Richest Americans fail to pay $163 billion in taxes, Treasury estimates

Rising CEO pay during the pandemic amplifies calls to tax the rich

The top 1% of Americans are avoiding paying an estimated $163 billion in taxes a year, according to the Treasury Department. That is pushing the estimated tax gap, the amount of money owed by taxpayers that isn't collected, to nearly around $600 billion annually, and to approximately $7 trillion in lost revenue over the next decade, the Treasury Department finds.

Tax evasion is concentrated among the wealthy in part because high-income taxpayers are able to employ experts who can better shield them from reporting their true incomes, the Treasury Department argued in a blog post. More complicated incomes such as partnerships and proprietorships – more frequent among high earners — have a far greater noncompliance rate that can hit as high as 55%.

"The tax gap can be a major source of inequity. Today's tax code contains two sets of rules: one for regular wage and salary workers who report virtually all the income they earn; and another for wealthy taxpayers, who are often able to avoid a large share of the taxes they owe," wrote Treasury Deputy Assistant Secretary for Economic Policy Natasha Sarin.

The Biden administration and Democratic lawmakers are calling on the wealthiest Americans and corporations to "pay their fair share" and have proposed increasing IRS enforcement and income reporting as part of their effort to pay for a series of policy priorities.

According to the Treasury Department, the IRS is unable to collect about 15% of taxes owed and the lack of resources has led to a fall in audit rates. It notes, the drop in rates have decreased more in the last ten years for high earners than among low- and moderate-income earners helped by the Earned Income Tax Credit.

For the IRS to appropriately enforce tax laws against high earners and large corporations, it would need money to hire and train agents who can examine thousands of pages of sophisticated tax filings, Sarin said in the post. The agency would also need access to more information on incomes. 

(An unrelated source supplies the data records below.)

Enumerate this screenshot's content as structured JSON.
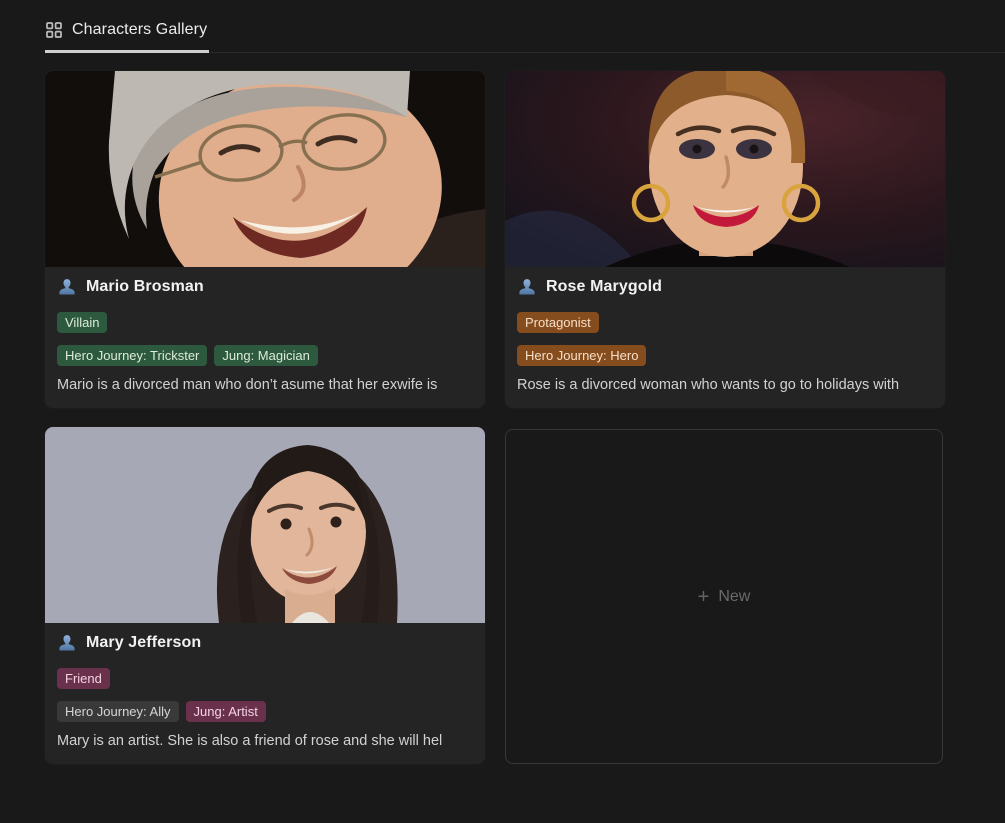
{
  "colors": {
    "page_bg": "#191919",
    "card_bg": "#242424",
    "header_divider": "#2b2b2b",
    "tab_underline": "#cfcfcf",
    "tag_green_bg": "#2D5A3E",
    "tag_green_text": "#DCEADC",
    "tag_orange_bg": "#854C1D",
    "tag_orange_text": "#F8DEC7",
    "tag_pink_bg": "#6A314D",
    "tag_pink_text": "#F4D4E3",
    "tag_gray_bg": "#393939",
    "tag_gray_text": "#D6D6D6",
    "person_icon_blue": "#6F9CCB"
  },
  "header": {
    "tab_label": "Characters Gallery",
    "view_icon": "gallery-grid-icon"
  },
  "cards": [
    {
      "name": "Mario Brosman",
      "icon": "person-icon",
      "cover": "mario-portrait",
      "tags_row1": [
        {
          "label": "Villain",
          "color": "green"
        }
      ],
      "tags_row2": [
        {
          "label": "Hero Journey: Trickster",
          "color": "green"
        },
        {
          "label": "Jung: Magician",
          "color": "green"
        }
      ],
      "description": "Mario is a divorced man who don’t asume that her exwife is"
    },
    {
      "name": "Rose Marygold",
      "icon": "person-icon",
      "cover": "rose-portrait",
      "tags_row1": [
        {
          "label": "Protagonist",
          "color": "orange"
        }
      ],
      "tags_row2": [
        {
          "label": "Hero Journey: Hero",
          "color": "orange"
        }
      ],
      "description": "Rose is a divorced woman who wants to go to holidays with"
    },
    {
      "name": "Mary Jefferson",
      "icon": "person-icon",
      "cover": "mary-portrait",
      "tags_row1": [
        {
          "label": "Friend",
          "color": "pink"
        }
      ],
      "tags_row2": [
        {
          "label": "Hero Journey: Ally",
          "color": "gray"
        },
        {
          "label": "Jung: Artist",
          "color": "pink"
        }
      ],
      "description": "Mary is an artist. She is also a friend of rose and she will hel"
    }
  ],
  "new_card": {
    "plus_glyph": "+",
    "label": "New"
  }
}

The Biden administration is pushing to raise the IRS budget by $80 billion over 10 years to help increase enforcement, IT and taxpayer services. It has also proposed more third-party reporting by financial institutions, so the IRS can better target sophisticated tax evasion, which Sarin said Wednesday would help generate an estimated $1.6 billion in additional revenue just from collecting taxes that are already due.

"This revenue will be collected in a highly progressive way, as the tax gap is more concentrated toward the top of the income distribution," she wrote.

Democrats are looking for ways to pay for a $3.5 trillion budget reconciliation package that would tackle initiatives from education to healthcare and climate change. Congressional committees are in the process of drafting legislation this month including changes to the tax code as well as enforcement and reporting provisions. 

"I think there is broad agreement between the House and Senate that the wealthy must pay their fair share, that our tax system must be made far more progressive and that we can pay for a large chunk of this bill by doing just those things," Senate Majority Leader Chuck Schumer said Wednesday.

But increasing funding to the agency responsible for tax collection as well as changing the tax code to increase taxes on the wealthiest Americans and corporations faces significant challenges. Republicans and lobbying groups are pushing back on efforts to reverse some of the provisions in the Trump tax law, which cut the corporate tax rate to 21%, temporarily changed income tax brackets and shifted and eliminated some deductions. The Tax Policy Center found the law reduced average taxes on all income groups after passage, but higher income households received larger cuts.

With no GOP lawmakers expected to support the legislation, Democrats will need to get every Senate Democrat onboard and have almost no room for holdouts in the House, meaning they will have to walk a fine line on what centrists as well as progressive lawmakers will be willing to accept as the expansive legislation moves forward.